Breakthrough for protons (News & Views)
Evidence and attribution¶
Authority of statements
This page is a Nature News & Views commentary (doi), not the primary research Letter. Experimental claims about proton transport should be traced to Hu et al. (10.1038/nature14015), cited by this piece.
Summary¶
News & Views commentary on the observation that monolayer graphene and hexagonal boron nitride (hBN) can conduct protons despite gas impermeability of graphene, contrasting MoS\(_2\) behavior (no proton current in the summarized experiments) and discussing multilayer effects—for example bilayer graphene blocking protons while certain hBN stacks still transmit reduced currents versus monolayer hBN. Karnik connects findings to membrane and fuel-cell contexts and summarizes temperature-dependent trends and catalyst decoration effects as presented in the associated Hu et al. Letter. This PDF is not primary research; scientific claims trace to Hu et al. (10.1038/nature14015).
Methods¶
Literature scope and comparison protocol (review / commentary; checklist D)¶
- Source type: Nature News & Views commentary (DOI
10.1038/nature14074); this PDF contains no independent experimental section—Karnik summarizes the Hu et al.
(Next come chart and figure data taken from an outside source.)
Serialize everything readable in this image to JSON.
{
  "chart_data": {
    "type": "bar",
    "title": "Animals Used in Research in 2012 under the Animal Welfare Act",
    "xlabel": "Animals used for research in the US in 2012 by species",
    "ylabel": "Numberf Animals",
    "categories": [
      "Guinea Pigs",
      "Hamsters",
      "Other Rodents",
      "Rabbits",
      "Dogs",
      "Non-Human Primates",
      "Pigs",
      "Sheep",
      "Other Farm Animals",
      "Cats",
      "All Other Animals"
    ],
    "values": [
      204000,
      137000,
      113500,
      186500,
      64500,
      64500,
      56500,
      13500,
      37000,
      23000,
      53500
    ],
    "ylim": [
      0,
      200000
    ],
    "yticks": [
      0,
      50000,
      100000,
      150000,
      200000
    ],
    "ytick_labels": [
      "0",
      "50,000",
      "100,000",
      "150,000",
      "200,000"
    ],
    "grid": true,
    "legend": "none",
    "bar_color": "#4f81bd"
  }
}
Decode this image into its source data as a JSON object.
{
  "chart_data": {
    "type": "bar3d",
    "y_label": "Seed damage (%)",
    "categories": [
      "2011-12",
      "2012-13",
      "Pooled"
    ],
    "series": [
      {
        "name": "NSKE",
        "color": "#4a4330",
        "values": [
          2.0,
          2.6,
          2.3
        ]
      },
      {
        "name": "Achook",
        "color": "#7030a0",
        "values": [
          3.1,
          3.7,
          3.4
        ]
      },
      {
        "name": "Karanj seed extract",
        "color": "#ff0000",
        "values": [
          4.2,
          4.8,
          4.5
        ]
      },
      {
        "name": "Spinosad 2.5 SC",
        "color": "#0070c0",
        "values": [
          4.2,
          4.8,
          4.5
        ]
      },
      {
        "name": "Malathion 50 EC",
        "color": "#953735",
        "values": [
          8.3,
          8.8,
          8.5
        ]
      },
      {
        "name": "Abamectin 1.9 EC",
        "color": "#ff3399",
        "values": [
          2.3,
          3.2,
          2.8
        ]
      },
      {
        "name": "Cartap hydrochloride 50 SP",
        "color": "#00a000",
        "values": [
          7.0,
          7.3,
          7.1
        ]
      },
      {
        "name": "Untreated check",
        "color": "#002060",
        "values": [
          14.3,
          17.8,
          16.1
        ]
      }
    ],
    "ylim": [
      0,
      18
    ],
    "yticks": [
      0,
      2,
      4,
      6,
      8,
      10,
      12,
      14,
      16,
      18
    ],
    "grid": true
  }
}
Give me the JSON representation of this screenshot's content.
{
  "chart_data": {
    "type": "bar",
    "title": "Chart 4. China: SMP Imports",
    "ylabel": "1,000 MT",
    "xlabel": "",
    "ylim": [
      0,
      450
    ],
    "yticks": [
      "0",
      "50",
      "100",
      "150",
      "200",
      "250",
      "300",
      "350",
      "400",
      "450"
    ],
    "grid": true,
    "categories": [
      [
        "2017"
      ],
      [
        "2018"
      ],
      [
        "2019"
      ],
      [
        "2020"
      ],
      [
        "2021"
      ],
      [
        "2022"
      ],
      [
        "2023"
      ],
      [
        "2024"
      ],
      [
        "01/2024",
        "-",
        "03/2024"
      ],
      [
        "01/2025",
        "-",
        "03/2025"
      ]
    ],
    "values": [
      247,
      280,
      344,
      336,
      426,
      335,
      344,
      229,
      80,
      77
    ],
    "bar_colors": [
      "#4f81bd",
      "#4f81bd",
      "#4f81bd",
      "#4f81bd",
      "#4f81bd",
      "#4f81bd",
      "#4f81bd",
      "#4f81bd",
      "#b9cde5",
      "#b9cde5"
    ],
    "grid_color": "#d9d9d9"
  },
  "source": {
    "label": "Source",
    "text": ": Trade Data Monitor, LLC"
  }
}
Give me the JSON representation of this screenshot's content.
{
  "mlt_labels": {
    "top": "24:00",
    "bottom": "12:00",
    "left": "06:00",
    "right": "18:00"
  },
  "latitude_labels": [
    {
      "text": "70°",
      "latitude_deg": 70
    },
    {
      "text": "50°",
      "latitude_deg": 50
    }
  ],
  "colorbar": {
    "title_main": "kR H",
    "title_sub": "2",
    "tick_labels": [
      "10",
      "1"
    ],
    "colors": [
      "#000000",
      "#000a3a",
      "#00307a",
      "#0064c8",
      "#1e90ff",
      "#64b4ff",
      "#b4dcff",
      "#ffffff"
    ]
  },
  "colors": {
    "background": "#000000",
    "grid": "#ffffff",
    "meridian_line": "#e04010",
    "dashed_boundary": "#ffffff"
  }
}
Letter (10.1038/nature14015) and related context. - Evidence chain: quantitative conductances, layer counts, and temperature trends should be verified in Hu et al.; the extract
normalized/extracts/2014nature-venue-paper_p1-2.txtcaptures Karnik’s high-level description of polymer-sandwich electrical measurements with acid controls and 2D flake materials (graphene, hBN, MoS₂). - What this commentary does not provide: full experimental timetables, instrument models, or raw I–V datasets—those reside in the primary Letter and its SI, not in Karnik’s piece.
Findings¶
Karnik summarizes Hu et al. as showing proton current through micrometre flakes of graphene and hBN, but not MoS\(_2\), using a hydrated proton-conducting polymer sandwich (and an HCl(aq) control). Monolayer hBN shows higher current than monolayer graphene; bilayer graphene blocks protons while bi- and trilayer hBN still conduct (reduced vs monolayer). Arrhenius temperature dependence is interpreted as barrier-limited transport. A discontinuous Pt coating can enhance conductivity (more than tenfold in places in the commentary’s framing). The piece contrasts electrically conductive proton transport in graphene versus insulating hBN and discusses PEM-relevant conductance targets and membrane engineering outlooks—all as secondary reporting of Hu et al.
Limitations¶
Secondary source; partial PDF extract in corpus—use publisher PDF for exact wording. Do not cite this commentary page as independent experimental evidence for transport coefficients.
Relevance to group¶
2D materials transport context for the knowledge base; no van Duin authorship.
Citations and evidence anchors¶
- https://doi.org/10.1038/nature14074 — Karnik News & Views.
- https://doi.org/10.1038/nature14015 — Hu et al. Letter (“Proton transport through one-atom-thick crystals”).
Related topics¶
Reader notes (navigation)¶
Use Hu et al. (10.1038/nature14015) for conductance values and measurement schematics; use Karnik’s News & Views (10.1038/nature14074) only as secondary commentary when explaining 2D proton transport to non-specialist readers. Layer-count trends summarized here track Hu et al., not independent measurements by Karnik.